I was interested to read some recent blogs debating the merits of Assessment for Learning (AfL), particularly here , here and here. While I’m sure I risk repeating some of the points already made, I can’t resist weighing in with a quick summary of my own views on AfL.

The basic idea of AfL, or formative assessment, is sound. We should use assessment to find out what students don’t know and then teach them it. We should provide useful feedback. But what has happened in practice, is probably the worst example of a sensible idea becoming a checklist to be mindlessly followed since the three-part lesson. Here are the problems with AfL:

1) AfL techniques are used regardless of whether there will be any opportunity to use the result. Formative assessment hinges on finding out useful information and then taking action. It is not useful for its own sake. There is no point checking understanding or learning when you don’t have time to do anything about those who don’t understand or haven’t learnt. There is no point finding out what students can’t do if you have no plan to do anything about it. There is no point providing feedback that nobody will ever act on. If you can’t alter your teaching because of what you have found out, there is no point finding it out. When planning to use AfL, you should always start with what you will do with the information you gain from it, otherwise you are simply ticking boxes with no benefit to the students.
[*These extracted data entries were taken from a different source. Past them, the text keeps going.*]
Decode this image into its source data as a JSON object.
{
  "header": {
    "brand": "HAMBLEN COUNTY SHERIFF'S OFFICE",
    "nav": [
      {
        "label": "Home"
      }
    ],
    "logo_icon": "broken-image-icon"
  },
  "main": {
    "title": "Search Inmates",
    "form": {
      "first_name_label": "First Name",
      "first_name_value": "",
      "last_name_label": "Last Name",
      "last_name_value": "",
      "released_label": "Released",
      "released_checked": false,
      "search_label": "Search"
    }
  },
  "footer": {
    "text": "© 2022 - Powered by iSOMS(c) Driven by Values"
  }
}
2) AfL often relies on self-assessment and peer assessment. We are the worst judges of how good we are at something. We are also very poor at judging the performance of others at carrying out activities that we are not good at ourselves. These inherent biases in human beings are, in psychology, known as aspects of the Dunning-Kruger effect. Please take time to look into this before using either self-assessment or peer assessment. Currently, these seem to be emphasised heavily in AfL.
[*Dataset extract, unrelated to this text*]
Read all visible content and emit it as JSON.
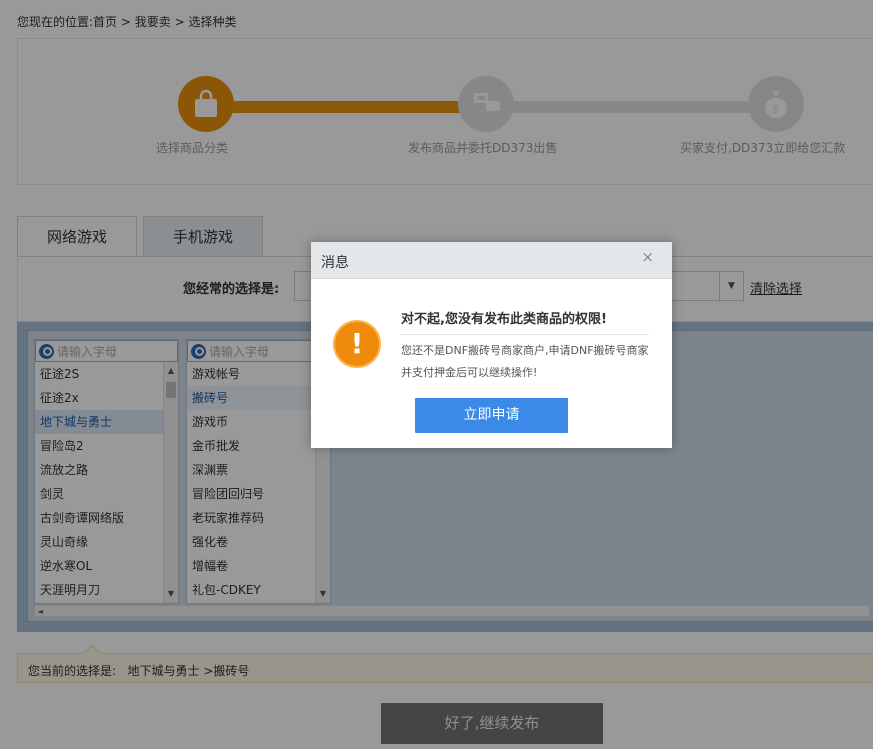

3) AfL initiatives often ignores teacher experience and expertise. If you have taught the same topic dozens of times to dozens of classes (and assessed the learning) then you start to get rather good at teaching it. You start to be able to tell which classes or students will grasp it in a second and which will need constant checking and extra explanation. If you are an experienced teacher and you know a class well you can often tell if students have learnt something from the expressions on their faces, how quickly they start the work or just their level of attentiveness during the explanation. You may also have a good feel, particularly with students you know well, for which students would tell you if they didn’t understand and would ask questions if they needed to. Additionally, experienced teachers will have a variety of techniques for unobtrusively monitoring students and “assessing” them without anybody noticing. However, too much AfL is about making a big show of the process of assessing. I have been criticised in observations for not using AfL in classes with less than ten students in where I looked at every student’s  work and spoke to every one of them them about how they were getting on and, where required, how to improve. It is possible for teachers to use the principle of AfL, i.e. knowing how students are getting on and responding to it effectively, without any sign of this being clear to the average observer.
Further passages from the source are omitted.